While the Panthers have five games slated for the 4 p.m. ET window -- and their Week 10 game in Munich against the New York Giants will be an NFL Network standalone at 9:30 a.m. -- the majority of their games this upcoming season will take place in the 1 p.m. ET window, putting them relatively out of sight and out of mind in the grand scheme of the NFL landscape. For those most faithful to the Panthers and those who both remember and experienced their glory days, such a snub has been a bitter pill to swallow: Carolina's all-time leading rusher and franchise great Jonathan Stewart took exception to his team's lack of a prime-time game, saying on a podcast that the current team should feel disrespected and that he would use it as motivation as a player.

On the first day of Panthers OTAs on Monday, quarterback Bryce Young -- a player accustomed to the spotlight as a star at Alabama and the No. 1 overall pick in the 2023 NFL Draft -- was asked if he took his team not receiving a prime-time game as a slap in the face.

"It's out of our control. I'm big on just focusing on us -- focusing on what I can control," Young said. "I'm not huge on trying to find external motivation from something else. I'm not huge on 'Oh, if someone slights me or slights us I want to hold onto it.' And there's nothing wrong with it, everyone gets their fire and their fuel from certain places. For me, I just try to be internally motivated and push myself to be the best I can, I want us to be the best we can. That's kind of my outlook on everything.

"Obviously it is what it is. I get it, I understand what it is. Now it's on us to do what we need to do."

Unfortunately, it's difficult to argue with the schedule-makers' reasoning in keeping the Panthers out of the national spotlight: Since David Tepper bought the team in 2018, the Panthers have gone 31-68 and have gone through five different head coaches, including three interims, since the dismissal of all-time winningest coach Ron Rivera late in the 2019 season.

First-year head coach Dave Canales, who is now the sixth head coach to follow Rivera, is the franchise's latest hope to find stability and a way back to the heights they once achieved last decade. When asked about his team being snubbed from prime time, Canales gave a fairly grounded and honest answer about what it takes to get put in the spotlight.

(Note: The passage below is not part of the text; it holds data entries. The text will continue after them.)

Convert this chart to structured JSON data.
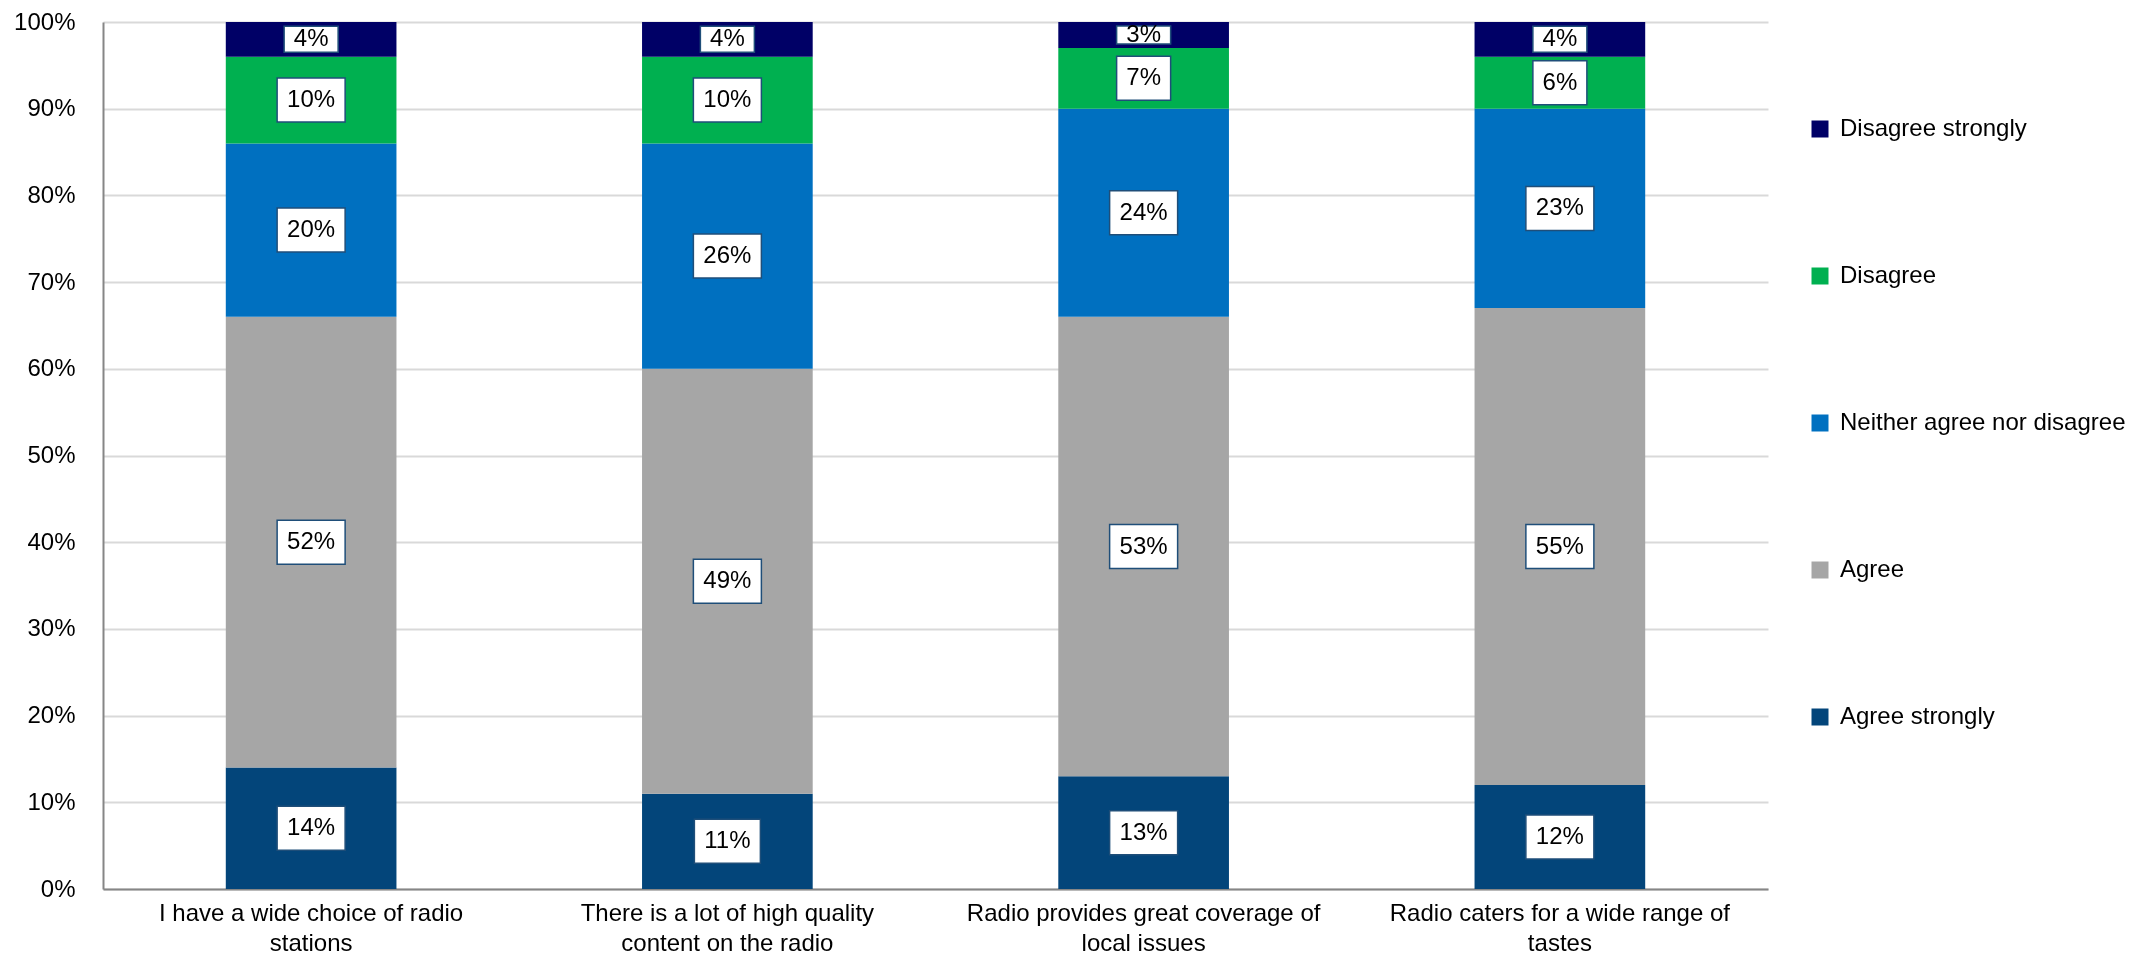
{
  "chart_data": {
    "type": "bar",
    "categories": [
      "I have a wide choice of radio stations",
      "There is a lot of high quality content on the radio",
      "Radio provides great coverage of local issues",
      "Radio caters for a wide range of tastes"
    ],
    "series": [
      {
        "name": "Agree strongly",
        "color": "#03457a",
        "values": [
          14,
          11,
          13,
          12
        ],
        "value_labels": [
          "14%",
          "11%",
          "13%",
          "12%"
        ]
      },
      {
        "name": "Agree",
        "color": "#a6a6a6",
        "values": [
          52,
          49,
          53,
          55
        ],
        "value_labels": [
          "52%",
          "49%",
          "53%",
          "55%"
        ]
      },
      {
        "name": "Neither agree nor disagree",
        "color": "#0070c0",
        "values": [
          20,
          26,
          24,
          23
        ],
        "value_labels": [
          "20%",
          "26%",
          "24%",
          "23%"
        ]
      },
      {
        "name": "Disagree",
        "color": "#00b050",
        "values": [
          10,
          10,
          7,
          6
        ],
        "value_labels": [
          "10%",
          "10%",
          "7%",
          "6%"
        ]
      },
      {
        "name": "Disagree strongly",
        "color": "#000066",
        "values": [
          4,
          4,
          3,
          4
        ],
        "value_labels": [
          "4%",
          "4%",
          "3%",
          "4%"
        ]
      }
    ],
    "stacked": true,
    "ylim": [
      0,
      100
    ],
    "yticks": [
      {
        "value": 0,
        "label": "0%"
      },
      {
        "value": 10,
        "label": "10%"
      },
      {
        "value": 20,
        "label": "20%"
      },
      {
        "value": 30,
        "label": "30%"
      },
      {
        "value": 40,
        "label": "40%"
      },
      {
        "value": 50,
        "label": "50%"
      },
      {
        "value": 60,
        "label": "60%"
      },
      {
        "value": 70,
        "label": "70%"
      },
      {
        "value": 80,
        "label": "80%"
      },
      {
        "value": 90,
        "label": "90%"
      },
      {
        "value": 100,
        "label": "100%"
      }
    ],
    "grid": "y",
    "legend": "right"
  }
}
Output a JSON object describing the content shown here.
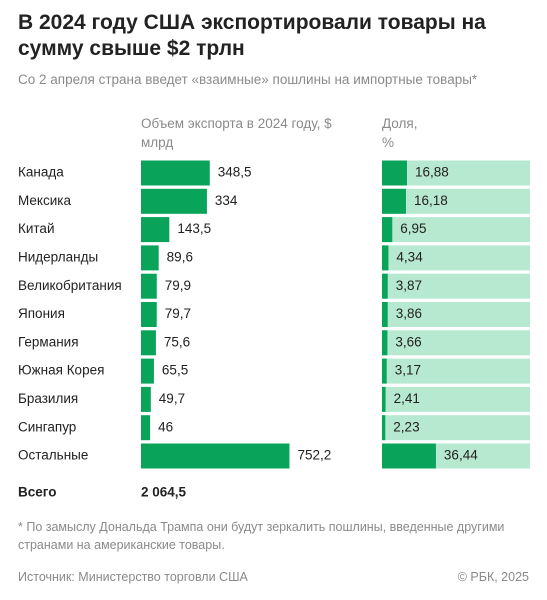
{
  "title": "В 2024 году США экспортировали товары на сумму свыше $2 трлн",
  "subtitle": "Со 2 апреля страна введет «взаимные» пошлины на импортные товары*",
  "chart_data": [
    {
      "type": "bar",
      "orientation": "horizontal",
      "title": "Объем экспорта в 2024 году, $ млрд",
      "categories": [
        "Канада",
        "Мексика",
        "Китай",
        "Нидерланды",
        "Великобритания",
        "Япония",
        "Германия",
        "Южная Корея",
        "Бразилия",
        "Сингапур",
        "Остальные"
      ],
      "values": [
        348.5,
        334,
        143.5,
        89.6,
        79.9,
        79.7,
        75.6,
        65.5,
        49.7,
        46,
        752.2
      ],
      "value_labels": [
        "348,5",
        "334",
        "143,5",
        "89,6",
        "79,9",
        "79,7",
        "75,6",
        "65,5",
        "49,7",
        "46",
        "752,2"
      ],
      "color": "#0aa35a",
      "xlim": [
        0,
        760
      ],
      "total": {
        "label": "Всего",
        "value": 2064.5,
        "value_label": "2 064,5"
      }
    },
    {
      "type": "bar",
      "orientation": "horizontal",
      "title": "Доля, %",
      "values": [
        16.88,
        16.18,
        6.95,
        4.34,
        3.87,
        3.86,
        3.66,
        3.17,
        2.41,
        2.23,
        36.44
      ],
      "value_labels": [
        "16,88",
        "16,18",
        "6,95",
        "4,34",
        "3,87",
        "3,86",
        "3,66",
        "3,17",
        "2,41",
        "2,23",
        "36,44"
      ],
      "color": "#0aa35a",
      "background": "#b7e9d0",
      "xlim": [
        0,
        100
      ]
    }
  ],
  "footnote": "* По замыслу Дональда Трампа они будут зеркалить пошлины, введенные другими странами на американские товары.",
  "source": "Источник: Министерство торговли США",
  "copyright": "© РБК, 2025"
}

"You've got to earn it. You've got to earn prime-time games," Canales said. "Those things don't just come along. Every year you don't start out that way -- They don't just throw you on prime-time games for no reason. We have to build something, a version of football that we're proud of, and be able to accentuate the strengths and talents of our guys that we have.

"And then, I think that the world will want to see that at some point. But we've got a long way to go and we've got to earn those type of opps."

When asked about using a prime-time snub as motivation for Panthers players, Canales stressed that he is not a "negative motivator" and instead chooses to focus on possibilities. He did leave the possibility of players being individually motivated by no prime-time games, but the team's lack of star power relative to the rest of the league is a part of the issue.

The Panthers have gradually lost what high-end talent they have had over the last several seasons, a trend that continued this offseason when star pass rusher Brian Burns was traded to the New York Giants. Presently, defensive tackle Derrick Brown is the lone member of the team's homegrown core to have made a Pro Bowl, having done so for the first time last season.